Looking at the stat sheet, the Clippers appeared to win Monday's game against San Antonio.
They outshot the Spurs, 44.6% to 39.8%, outrebounded them, 44-39, and held them to two for 19 shooting from beyond the three-point line (10.5%).
The actual score: The Spurs won, 89-85.
The Clippers played well for 42 minutes Monday, then they had a complete breakdown in the fourth quarter, going scoreless after the 5:48 mark through the 25.8-second mark, a five-minute drought during which the Spurs turned a seven-point deficit into a five-point lead off a 12-0 run.
Even though the Clippers lost the game, they showed improvement in two vital areas — defense and rebounding.
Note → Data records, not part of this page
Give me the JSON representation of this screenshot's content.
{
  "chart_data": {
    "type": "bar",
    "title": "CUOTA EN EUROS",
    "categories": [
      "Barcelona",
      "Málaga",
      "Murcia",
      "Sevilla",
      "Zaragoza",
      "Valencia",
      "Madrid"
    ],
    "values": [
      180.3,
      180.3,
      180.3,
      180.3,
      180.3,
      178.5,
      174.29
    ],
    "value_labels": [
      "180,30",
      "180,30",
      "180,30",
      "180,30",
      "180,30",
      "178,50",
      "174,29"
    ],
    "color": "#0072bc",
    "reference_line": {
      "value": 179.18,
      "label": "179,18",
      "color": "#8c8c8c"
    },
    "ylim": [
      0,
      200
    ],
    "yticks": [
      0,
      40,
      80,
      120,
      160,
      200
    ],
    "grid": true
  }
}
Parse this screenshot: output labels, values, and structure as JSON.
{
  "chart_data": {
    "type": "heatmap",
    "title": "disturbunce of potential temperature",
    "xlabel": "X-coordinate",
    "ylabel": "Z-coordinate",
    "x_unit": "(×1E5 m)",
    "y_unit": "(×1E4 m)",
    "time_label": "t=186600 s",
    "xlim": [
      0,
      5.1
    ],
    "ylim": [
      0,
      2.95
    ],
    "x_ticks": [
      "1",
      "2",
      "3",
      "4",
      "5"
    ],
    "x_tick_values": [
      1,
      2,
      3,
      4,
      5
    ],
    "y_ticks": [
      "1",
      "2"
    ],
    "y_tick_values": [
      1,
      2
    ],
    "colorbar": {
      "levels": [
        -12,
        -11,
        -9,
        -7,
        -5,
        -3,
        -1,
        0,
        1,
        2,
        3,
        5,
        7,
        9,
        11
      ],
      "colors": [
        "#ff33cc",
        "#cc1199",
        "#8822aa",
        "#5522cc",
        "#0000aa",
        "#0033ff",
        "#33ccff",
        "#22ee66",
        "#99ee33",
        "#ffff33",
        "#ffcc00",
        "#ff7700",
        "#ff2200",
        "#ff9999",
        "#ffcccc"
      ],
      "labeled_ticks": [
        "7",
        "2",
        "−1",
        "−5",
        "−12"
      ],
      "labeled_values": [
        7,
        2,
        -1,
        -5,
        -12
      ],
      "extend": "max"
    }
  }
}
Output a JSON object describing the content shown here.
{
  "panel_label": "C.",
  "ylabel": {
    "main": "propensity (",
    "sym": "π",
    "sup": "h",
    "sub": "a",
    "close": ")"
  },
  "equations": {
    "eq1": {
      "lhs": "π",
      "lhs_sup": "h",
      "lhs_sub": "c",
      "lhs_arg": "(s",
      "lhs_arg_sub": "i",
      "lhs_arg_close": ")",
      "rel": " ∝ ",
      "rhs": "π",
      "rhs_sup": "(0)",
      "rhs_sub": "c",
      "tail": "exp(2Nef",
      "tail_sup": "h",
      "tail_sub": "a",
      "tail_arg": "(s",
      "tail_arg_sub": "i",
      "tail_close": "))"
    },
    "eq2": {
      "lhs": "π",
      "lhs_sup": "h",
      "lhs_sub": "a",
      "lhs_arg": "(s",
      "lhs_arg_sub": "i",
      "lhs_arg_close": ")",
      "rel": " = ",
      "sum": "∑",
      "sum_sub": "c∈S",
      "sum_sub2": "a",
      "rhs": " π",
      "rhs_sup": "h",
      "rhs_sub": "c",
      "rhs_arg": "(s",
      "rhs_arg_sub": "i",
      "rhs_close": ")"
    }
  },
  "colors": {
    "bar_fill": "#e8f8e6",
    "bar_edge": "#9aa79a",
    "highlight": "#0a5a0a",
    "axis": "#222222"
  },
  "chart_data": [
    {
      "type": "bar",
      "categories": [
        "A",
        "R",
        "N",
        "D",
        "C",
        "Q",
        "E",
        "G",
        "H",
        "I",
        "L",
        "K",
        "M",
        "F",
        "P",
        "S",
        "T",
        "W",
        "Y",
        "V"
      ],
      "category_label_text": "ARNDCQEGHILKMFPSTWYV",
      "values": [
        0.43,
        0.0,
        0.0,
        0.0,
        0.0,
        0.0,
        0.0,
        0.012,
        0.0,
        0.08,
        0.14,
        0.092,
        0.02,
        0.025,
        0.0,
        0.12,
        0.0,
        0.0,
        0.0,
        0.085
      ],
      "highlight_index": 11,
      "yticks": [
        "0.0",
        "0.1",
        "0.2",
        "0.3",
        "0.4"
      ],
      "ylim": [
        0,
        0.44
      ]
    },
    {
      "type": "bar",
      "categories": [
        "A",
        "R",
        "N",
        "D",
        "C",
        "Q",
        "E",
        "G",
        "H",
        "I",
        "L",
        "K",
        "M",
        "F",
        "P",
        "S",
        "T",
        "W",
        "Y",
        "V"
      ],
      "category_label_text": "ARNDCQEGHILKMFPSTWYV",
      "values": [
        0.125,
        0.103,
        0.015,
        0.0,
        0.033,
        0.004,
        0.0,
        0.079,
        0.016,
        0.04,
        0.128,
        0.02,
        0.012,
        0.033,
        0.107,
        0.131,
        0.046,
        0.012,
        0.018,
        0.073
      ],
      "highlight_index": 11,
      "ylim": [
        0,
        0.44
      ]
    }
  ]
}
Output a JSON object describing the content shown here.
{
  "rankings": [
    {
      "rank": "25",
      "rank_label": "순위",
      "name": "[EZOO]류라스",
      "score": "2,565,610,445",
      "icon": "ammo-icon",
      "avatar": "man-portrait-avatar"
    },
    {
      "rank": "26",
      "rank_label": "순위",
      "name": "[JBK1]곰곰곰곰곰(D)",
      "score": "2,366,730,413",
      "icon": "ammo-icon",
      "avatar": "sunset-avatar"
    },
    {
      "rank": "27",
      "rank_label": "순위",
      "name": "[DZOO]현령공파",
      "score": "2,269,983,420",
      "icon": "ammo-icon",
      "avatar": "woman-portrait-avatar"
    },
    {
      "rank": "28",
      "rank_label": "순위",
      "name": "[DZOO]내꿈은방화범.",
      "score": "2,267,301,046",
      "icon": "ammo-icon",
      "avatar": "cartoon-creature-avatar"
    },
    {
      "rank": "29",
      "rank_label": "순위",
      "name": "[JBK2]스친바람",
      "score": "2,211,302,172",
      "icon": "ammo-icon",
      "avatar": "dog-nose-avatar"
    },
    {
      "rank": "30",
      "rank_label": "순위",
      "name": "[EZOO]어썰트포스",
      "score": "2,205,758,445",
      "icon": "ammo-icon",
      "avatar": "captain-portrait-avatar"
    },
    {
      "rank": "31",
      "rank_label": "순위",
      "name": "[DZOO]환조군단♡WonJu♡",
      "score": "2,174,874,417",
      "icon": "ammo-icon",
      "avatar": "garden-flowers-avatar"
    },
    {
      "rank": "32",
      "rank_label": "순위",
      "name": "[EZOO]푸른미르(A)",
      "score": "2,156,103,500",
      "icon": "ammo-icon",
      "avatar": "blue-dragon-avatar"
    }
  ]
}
No one questions the Clippers' ability to score. Chalk those last six minutes up to a bad lapse, an ephemeral dysfunction.
But what's more important here is that over the course of the game, against the defending NBA champions, they showed they can do stuff that they haven't shown much of this season.
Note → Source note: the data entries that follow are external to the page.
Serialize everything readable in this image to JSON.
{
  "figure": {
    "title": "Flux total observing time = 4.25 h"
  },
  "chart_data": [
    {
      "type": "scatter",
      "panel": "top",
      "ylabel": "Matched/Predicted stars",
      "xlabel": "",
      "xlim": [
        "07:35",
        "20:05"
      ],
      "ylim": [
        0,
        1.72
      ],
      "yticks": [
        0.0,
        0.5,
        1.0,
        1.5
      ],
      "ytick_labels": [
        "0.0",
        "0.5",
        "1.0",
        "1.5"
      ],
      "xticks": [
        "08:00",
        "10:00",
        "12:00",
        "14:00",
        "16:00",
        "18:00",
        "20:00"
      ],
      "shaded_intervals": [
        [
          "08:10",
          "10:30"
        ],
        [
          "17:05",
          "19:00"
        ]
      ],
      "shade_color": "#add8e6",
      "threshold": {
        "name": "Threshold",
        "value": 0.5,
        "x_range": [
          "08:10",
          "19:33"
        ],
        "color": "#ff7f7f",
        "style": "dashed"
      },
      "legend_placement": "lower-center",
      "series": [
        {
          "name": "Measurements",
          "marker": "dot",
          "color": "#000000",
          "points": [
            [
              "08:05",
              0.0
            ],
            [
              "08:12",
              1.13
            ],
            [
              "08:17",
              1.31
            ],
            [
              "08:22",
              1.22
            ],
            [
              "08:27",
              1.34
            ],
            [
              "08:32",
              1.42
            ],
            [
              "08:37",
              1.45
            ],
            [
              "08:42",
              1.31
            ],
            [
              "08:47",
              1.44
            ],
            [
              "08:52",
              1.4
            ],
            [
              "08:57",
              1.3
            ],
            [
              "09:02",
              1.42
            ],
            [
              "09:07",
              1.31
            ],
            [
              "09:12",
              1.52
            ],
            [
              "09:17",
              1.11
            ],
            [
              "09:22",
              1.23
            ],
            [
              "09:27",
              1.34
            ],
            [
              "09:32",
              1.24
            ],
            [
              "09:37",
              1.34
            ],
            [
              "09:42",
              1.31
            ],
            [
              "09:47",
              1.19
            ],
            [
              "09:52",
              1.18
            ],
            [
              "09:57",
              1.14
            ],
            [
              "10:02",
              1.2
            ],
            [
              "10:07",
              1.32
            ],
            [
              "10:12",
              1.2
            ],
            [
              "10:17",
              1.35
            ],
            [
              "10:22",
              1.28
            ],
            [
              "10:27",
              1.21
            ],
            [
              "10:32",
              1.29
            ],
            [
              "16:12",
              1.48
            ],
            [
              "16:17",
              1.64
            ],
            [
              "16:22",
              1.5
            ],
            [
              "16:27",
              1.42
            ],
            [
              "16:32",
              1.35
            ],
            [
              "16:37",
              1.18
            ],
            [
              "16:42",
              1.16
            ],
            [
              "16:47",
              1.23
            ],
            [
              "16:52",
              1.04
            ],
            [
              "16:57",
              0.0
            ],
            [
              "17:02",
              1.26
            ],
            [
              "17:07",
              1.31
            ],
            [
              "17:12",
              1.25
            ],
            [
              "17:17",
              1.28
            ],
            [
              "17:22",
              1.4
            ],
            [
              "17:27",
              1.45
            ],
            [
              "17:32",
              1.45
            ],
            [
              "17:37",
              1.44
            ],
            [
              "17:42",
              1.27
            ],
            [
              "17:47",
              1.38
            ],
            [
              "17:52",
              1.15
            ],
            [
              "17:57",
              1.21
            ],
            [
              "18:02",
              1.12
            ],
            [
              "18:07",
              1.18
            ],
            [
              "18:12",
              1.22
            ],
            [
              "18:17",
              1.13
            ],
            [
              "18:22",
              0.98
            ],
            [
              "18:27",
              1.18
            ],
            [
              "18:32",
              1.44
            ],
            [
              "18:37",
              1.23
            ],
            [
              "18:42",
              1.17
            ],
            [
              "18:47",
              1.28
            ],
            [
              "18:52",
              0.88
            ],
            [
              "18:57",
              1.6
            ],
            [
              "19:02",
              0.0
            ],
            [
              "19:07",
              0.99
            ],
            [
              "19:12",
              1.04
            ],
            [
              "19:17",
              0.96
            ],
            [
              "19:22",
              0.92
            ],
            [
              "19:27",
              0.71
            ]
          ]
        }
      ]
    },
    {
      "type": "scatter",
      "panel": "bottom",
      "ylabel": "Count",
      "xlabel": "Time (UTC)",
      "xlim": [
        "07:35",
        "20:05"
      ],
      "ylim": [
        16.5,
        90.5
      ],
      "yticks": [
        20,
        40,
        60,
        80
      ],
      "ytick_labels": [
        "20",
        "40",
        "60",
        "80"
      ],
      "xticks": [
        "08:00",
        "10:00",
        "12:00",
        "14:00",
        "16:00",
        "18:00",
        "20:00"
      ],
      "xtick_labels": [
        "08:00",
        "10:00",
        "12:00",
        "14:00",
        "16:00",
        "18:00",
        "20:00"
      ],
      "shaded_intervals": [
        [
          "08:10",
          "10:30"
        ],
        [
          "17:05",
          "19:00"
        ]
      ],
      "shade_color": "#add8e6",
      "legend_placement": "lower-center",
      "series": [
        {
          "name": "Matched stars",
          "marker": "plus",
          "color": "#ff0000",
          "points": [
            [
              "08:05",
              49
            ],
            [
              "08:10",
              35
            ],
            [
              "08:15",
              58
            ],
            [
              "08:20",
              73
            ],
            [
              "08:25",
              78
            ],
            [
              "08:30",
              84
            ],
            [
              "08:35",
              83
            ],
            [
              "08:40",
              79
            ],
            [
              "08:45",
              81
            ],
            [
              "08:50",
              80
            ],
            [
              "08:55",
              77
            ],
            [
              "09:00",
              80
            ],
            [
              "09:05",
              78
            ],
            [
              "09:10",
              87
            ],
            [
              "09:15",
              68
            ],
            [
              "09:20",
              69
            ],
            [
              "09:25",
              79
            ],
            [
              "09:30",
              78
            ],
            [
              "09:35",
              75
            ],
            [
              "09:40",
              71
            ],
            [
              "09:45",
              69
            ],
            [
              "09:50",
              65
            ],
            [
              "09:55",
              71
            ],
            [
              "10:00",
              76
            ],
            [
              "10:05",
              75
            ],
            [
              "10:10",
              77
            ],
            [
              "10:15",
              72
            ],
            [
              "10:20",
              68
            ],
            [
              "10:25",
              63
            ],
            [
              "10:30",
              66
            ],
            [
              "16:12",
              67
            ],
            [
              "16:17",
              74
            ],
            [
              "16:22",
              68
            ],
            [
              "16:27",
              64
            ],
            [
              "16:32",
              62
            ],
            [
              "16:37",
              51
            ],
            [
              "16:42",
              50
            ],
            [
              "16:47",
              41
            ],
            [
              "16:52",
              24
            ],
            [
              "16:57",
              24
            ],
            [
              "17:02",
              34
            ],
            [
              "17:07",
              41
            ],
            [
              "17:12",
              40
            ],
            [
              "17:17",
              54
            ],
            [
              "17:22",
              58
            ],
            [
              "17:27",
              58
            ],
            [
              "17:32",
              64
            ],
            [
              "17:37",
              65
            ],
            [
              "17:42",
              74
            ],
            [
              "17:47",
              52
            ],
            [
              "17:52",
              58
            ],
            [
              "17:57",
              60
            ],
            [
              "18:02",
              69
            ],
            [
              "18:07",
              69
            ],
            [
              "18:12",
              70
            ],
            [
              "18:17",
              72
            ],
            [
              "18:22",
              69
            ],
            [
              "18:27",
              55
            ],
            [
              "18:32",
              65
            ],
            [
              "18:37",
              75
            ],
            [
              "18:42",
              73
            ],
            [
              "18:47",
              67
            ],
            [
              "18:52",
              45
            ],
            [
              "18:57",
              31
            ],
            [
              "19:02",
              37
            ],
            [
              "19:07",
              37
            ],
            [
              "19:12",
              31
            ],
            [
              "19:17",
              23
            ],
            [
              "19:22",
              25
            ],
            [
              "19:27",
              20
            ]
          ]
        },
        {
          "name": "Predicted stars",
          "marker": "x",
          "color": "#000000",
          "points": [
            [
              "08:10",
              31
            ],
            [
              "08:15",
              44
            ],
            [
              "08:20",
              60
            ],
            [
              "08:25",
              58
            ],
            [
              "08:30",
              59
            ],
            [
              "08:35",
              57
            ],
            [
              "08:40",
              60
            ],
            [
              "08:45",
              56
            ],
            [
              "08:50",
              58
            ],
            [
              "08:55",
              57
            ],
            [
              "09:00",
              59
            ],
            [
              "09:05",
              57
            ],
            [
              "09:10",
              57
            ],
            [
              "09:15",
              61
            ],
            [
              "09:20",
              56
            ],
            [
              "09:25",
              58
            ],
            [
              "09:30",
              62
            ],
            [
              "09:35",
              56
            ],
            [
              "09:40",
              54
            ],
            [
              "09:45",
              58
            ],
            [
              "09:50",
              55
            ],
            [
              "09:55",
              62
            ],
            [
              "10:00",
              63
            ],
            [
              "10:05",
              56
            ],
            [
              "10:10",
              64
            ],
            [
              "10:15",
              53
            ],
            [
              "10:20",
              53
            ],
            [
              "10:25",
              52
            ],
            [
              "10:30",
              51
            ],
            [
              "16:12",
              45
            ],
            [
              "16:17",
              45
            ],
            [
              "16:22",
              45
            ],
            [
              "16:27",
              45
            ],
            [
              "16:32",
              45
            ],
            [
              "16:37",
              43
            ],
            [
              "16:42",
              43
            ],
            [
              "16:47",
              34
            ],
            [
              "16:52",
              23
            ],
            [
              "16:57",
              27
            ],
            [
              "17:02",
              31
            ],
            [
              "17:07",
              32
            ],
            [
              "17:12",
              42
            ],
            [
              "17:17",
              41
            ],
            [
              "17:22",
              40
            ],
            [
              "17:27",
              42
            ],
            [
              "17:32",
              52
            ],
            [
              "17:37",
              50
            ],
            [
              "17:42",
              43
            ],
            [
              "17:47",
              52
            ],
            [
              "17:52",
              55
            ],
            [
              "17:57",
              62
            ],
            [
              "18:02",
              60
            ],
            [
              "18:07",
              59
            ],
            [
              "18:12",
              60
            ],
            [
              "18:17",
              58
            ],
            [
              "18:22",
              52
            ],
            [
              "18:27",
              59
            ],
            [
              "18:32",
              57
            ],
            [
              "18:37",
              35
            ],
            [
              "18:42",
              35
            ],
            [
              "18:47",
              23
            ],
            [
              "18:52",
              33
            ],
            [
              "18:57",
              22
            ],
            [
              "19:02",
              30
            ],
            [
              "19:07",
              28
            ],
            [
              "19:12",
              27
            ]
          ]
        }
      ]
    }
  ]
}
The Clippers have the worst rebounding average in the league at 35.7 boards a game. The top rebounding team, the Sacramento Kings, averages more than 10 rebounds a game (47.4) than they do. They were outrebounded in each of their eight preseason games, and each of their six regular season games before playing the Spurs.
Finally, the Clippers outrebounded a team.
Also, defensively, they held a great shooting team to 39.8% on the game, playing the type of defense that Clippers Coach Doc Rivers has been espousing since he took over the team but has only seen in flashes.
"I got a feeling when I watch the fim tonight, I'm going to be really happy defensively," Rivers said. "When I watch on the other end, I'm going to be extremely frustrated — so, just call me in between."
Rivers usually has the opposite problem, having a lineup that boasts great scorers such as Blake Griffin, Chris Paul, Jamal Crawford and J.J. Redick.
In fact, it seemed as though Monday the Clippers excelled in the areas they normally struggle in, and struggled in the areas in which they normally excel.
Chris Paul entered Monday's game with 63 assists to five turnovers for an assist-per-turnover ratio of 12.60. Then against the Spurs, he committed four turnovers, including some vital ones down the stretch.
Sure, that led to the Clippers losing the game. But the big takeaway for Rivers was that the Clippers can be good in the areas that they're not known to be good at.